By seven thirty, he had no choice. He dragged himself upstairs and down the hallway to his mother’s room, where he found the door open, bed made, his mother gone. He looked out her window, to the alley where she parked the aging Oldsmobile. It was not there either. When he reported this to Bernice, she said that come to think of it, the Oldsmobile had not been there when she arrived at four. She asked whether his mother had seemed strange the night before. He said no, that his mother and Pastor Gronseth had sat in a booth talking as they often did, that after he finished memorizing the Canadian provinces, he had stacked his books on the edge of the table and stopped beside their booth to say good night. There had been nothing strange.

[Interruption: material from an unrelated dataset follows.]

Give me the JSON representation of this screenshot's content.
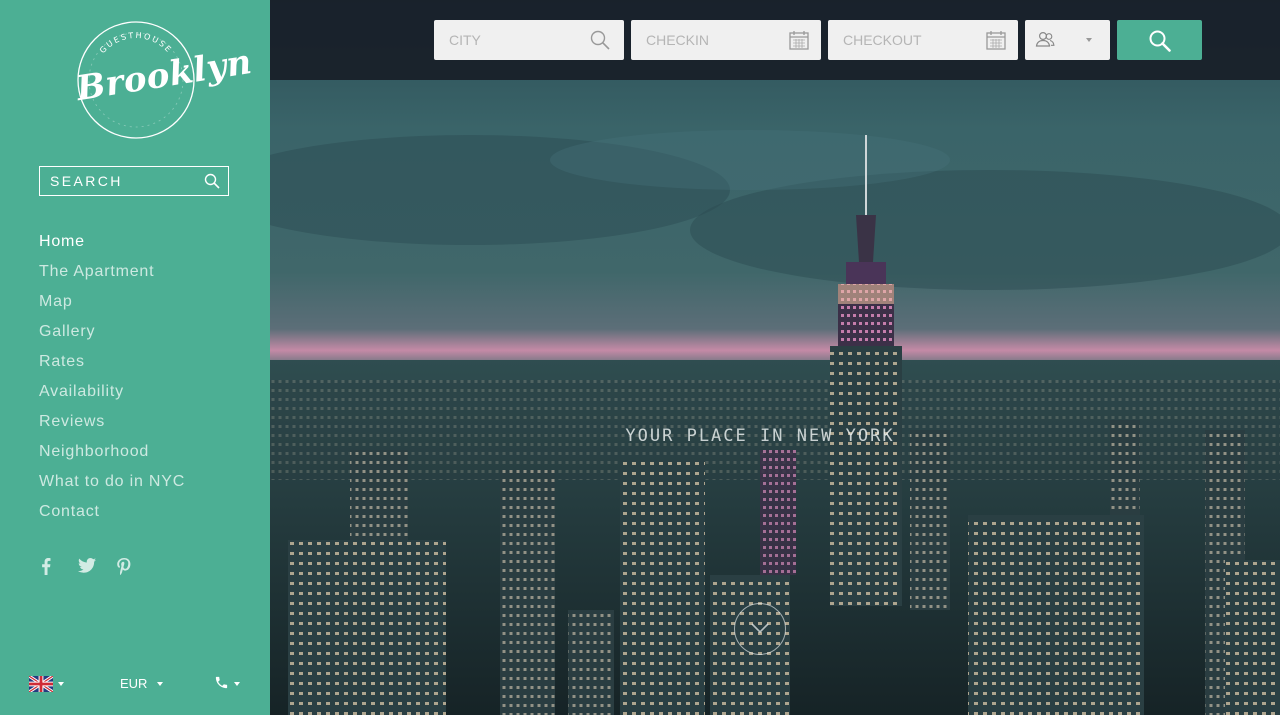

Bernice appeared skeptical but did not waste time arguing because the crowd of customers outside was growing. Instead, she made a sign that read, CLOSED INDEFINITELY. FAMILY EMERGENCY, which he wanted to amend to CLOSED FOR PERSONAL REASONS because he thought the word emergency implied that someone was dead, but Bernice said that nothing made people gossip more than the word personal . In the end, it would not have mattered what they wrote: news spread and people came, making a show of pulling at the locked café door and reading the sign aloud, of peering through the window. “It’s closed,” someone else would say, someone who had engaged in this same series of actions just minutes earlier. Then, they all milled around together, shaking their heads and comparing information.
The news exploded into full scandal just before noon, when it was learned that Pastor Gronseth was gone also. Aaron and Bernice had sequestered themselves in the kitchen, and even after Bernice’s mother phoned with this second wave of news, they continued to bake the bread and rolls and buns that had been rising since morning. As they worked, they talked about keeping the café going, though they both knew that this was impossible: Bernice was a kitchen recluse and Aaron was about to begin his final year of school. In the end the Trout Café would stay closed, the title reverting to the bank, but that day they had appreciated the distraction that pretending provided.